The shortage of masons, plumbers and painters among other artisans has been blamed on students who have increasingly shunned technical courses in favour of courses that lead to white-collar jobs.
As a result of this shortfall, labour costs have risen exponentially as property developers seek to woo the few skilled workers in the market. This has also seen some developers turning to uncertified artisans thus compromising standards.
The European nation says it will spend Sh3 billion to establish vocational training in various technical colleges in Kenya, which will offer students with on-the-job training and work experience.
According to Germany ambassador to Kenya Jutta Frasch, the funds will be used to equip colleges with state-of-the-art facilities that will improve the way technical knowledge is imparted to students.
“This might be seen as small (contribution), but we have to start somewhere,” Ms Frasch said while announcing the support in Nairobi last week.
The dual vocational training system has over the years assisted Germany to tackle skills shortage by ensuring that students are equipped with the practical skills demanded by the labour market.
Under the system, learners attend classes at a vocational school and obtain on-the-job training at a company. The courses ordinarily last between two and three and a half years and they comprise both theory and practical lessons.

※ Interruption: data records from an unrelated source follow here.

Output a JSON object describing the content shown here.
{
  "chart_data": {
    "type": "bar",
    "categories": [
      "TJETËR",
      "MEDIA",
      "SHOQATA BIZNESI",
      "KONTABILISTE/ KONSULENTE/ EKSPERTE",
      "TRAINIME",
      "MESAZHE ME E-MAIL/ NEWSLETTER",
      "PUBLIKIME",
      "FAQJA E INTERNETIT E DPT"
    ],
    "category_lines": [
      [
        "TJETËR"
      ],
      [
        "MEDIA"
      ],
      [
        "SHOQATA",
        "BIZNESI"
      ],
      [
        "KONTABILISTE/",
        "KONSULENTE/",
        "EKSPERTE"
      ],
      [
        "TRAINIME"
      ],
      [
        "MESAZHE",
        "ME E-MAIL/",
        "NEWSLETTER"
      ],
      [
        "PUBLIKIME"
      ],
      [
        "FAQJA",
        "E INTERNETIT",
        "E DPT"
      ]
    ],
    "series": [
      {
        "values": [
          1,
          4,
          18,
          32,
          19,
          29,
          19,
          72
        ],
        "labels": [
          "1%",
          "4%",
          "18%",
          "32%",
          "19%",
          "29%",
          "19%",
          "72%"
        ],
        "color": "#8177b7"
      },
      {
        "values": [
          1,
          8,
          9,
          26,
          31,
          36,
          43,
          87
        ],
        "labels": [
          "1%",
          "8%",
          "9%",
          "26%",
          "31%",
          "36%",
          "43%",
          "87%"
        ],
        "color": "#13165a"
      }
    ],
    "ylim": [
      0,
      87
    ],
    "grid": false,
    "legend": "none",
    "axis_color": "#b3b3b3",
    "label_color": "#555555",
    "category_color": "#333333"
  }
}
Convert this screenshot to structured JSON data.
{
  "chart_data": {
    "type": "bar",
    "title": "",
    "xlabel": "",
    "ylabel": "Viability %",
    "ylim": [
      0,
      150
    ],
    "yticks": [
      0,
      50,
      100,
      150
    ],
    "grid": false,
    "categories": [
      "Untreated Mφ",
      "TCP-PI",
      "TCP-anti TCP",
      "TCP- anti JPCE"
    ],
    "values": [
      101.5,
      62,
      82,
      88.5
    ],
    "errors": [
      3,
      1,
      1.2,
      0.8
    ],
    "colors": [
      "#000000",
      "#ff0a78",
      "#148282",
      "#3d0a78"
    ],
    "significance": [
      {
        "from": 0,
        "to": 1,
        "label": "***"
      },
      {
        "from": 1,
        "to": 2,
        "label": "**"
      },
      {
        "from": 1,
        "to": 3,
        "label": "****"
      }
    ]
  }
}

Students spend a day or two per week at a vocational school where they acquire the theoretical skills, while the rest of time is spent at a company where they get to put newly acquired skills into practice.
Germany’s initiative will complement those of several local companies that have recently embarked on various training programmes that seek to grow a local army of a million skilled technicians.
Bamburi Cement, HF Group, Alibhai Shariff and the National Construction Authority (NCA) are some of the organisations currently undertaking programmes aimed at improving the vocation skills of key technicians in the local construction value chain.